My name is Sam, tired and stressed thirtysomething minion of Jasmine (5) and Poppy (2). Jasmine does not approve of many things, one of which being her minions taking time to use the laptop ( which hurts a surprising amount when slammed shut on your fingers!), so I anticipate making lots of late night brain dumps on here.
Jasmine has always been an intriguing little person. But, a couple of years ago, we began to notice that she was very different from her other friends who had Down Syndrome. Over time, what were initially dismissed as cute little quirks became rigid and difficult behaviours that seemed to dominate every waking moment of our day. Being a slightly neurotic ‘Helicopter Parent’, I had probably made a name for myself amongst Jasmine’s care team, so it took a while to get anyone to take our concerns seriously. However, being proved right about her having the Dual Diagnosis of DS/ASD at the age of 4 years bought a mixture of relief and despair. Surely Down Syndrome was enough? Autism was scary, we couldn’t see it, it wasn’t tangible, you could stick your head in the sand and pretend that it wasn’t happening, unlike DS. It felt like starting all over again, only with an added feeling of isolation.
Fortunately, Jasmine has little patience for navel-gazing minions, so we soon started trying to understand and deal with things as best as we could. I would love to say that this snippet of information makes getting inanimate objects lobbed at your head and plates of food thrown at you because the beans had touched the potatoes, or some other transgression much easier. But, that is still a bit of a pain. Slowly, as Jasmine communicates with us more, we can reduce these kind of incidents, which is wonderful. I’m not sure that my dentist agrees, he has made a fortune out of my rapidly unstraightening teeth as result of this. If I had a plastic surgeon, he would be happy about all of the rhinoplasty I would be having too, no doubt.
Recently, thanks in part to Jasmine’s wonderful school and her therapists at Brainwave, she is venturing out of her little world and beckoning us in to join her. She now speaks, signs, has firm friends (and a big old crush!) and manipulates the world to do her bidding.
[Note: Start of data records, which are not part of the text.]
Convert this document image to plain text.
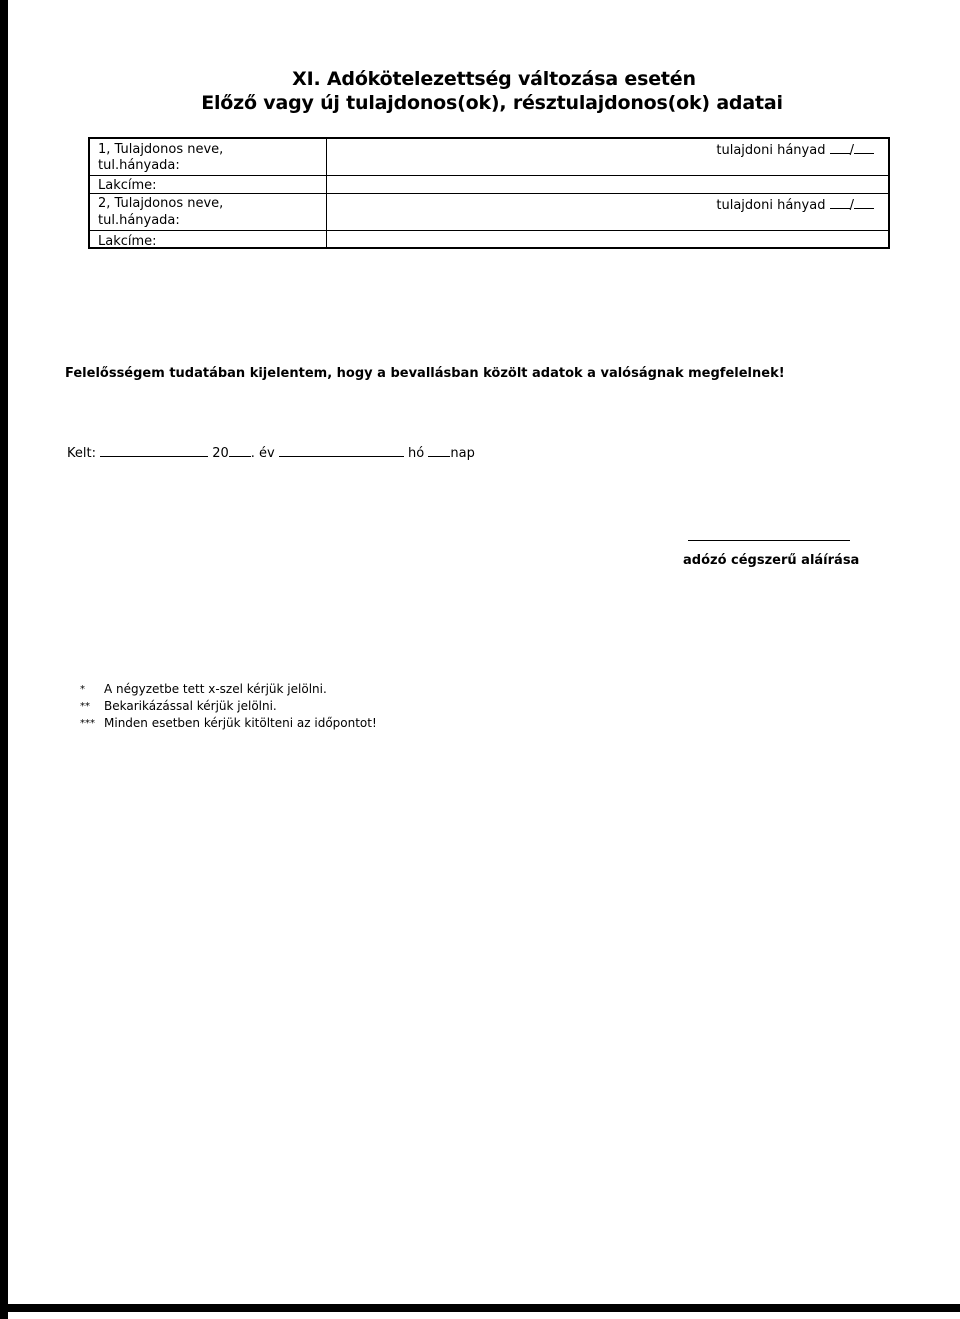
XI. Adókötelezettség változása esetén
Előző vagy új tulajdonos(ok), résztulajdonos(ok) adatai
1, Tulajdonos neve,
tul.hányada:
Lakcíme:
tulajdoni hányad /
2, Tulajdonos neve,
tul.hányada:
Lakcíme:
tulajdoni hányad /
Felelősségem tudatában kijelentem, hogy a bevallásban közölt adatok a valóságnak megfelelnek!
Kelt:	20 . év	hó nap
adózó cégszerű aláírása
* A négyzetbe tett x-szel kérjük jelölni.
** Bekarikázással kérjük jelölni.
*** Minden esetben kérjük kitölteni az időpontot!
Which usually involves puppets, guitars (Rebelling against her trance fairy parents already), toast and dancing. She also loves her little sister very much, after a decidedly shaky start. Hopefully she will be as welcoming when her baby sister arrives in February. I will, however, be armour plating the Moses basket, just in case she isn’t!
I look forward to sharing the antics of my very funny, fantastic little flower with you all.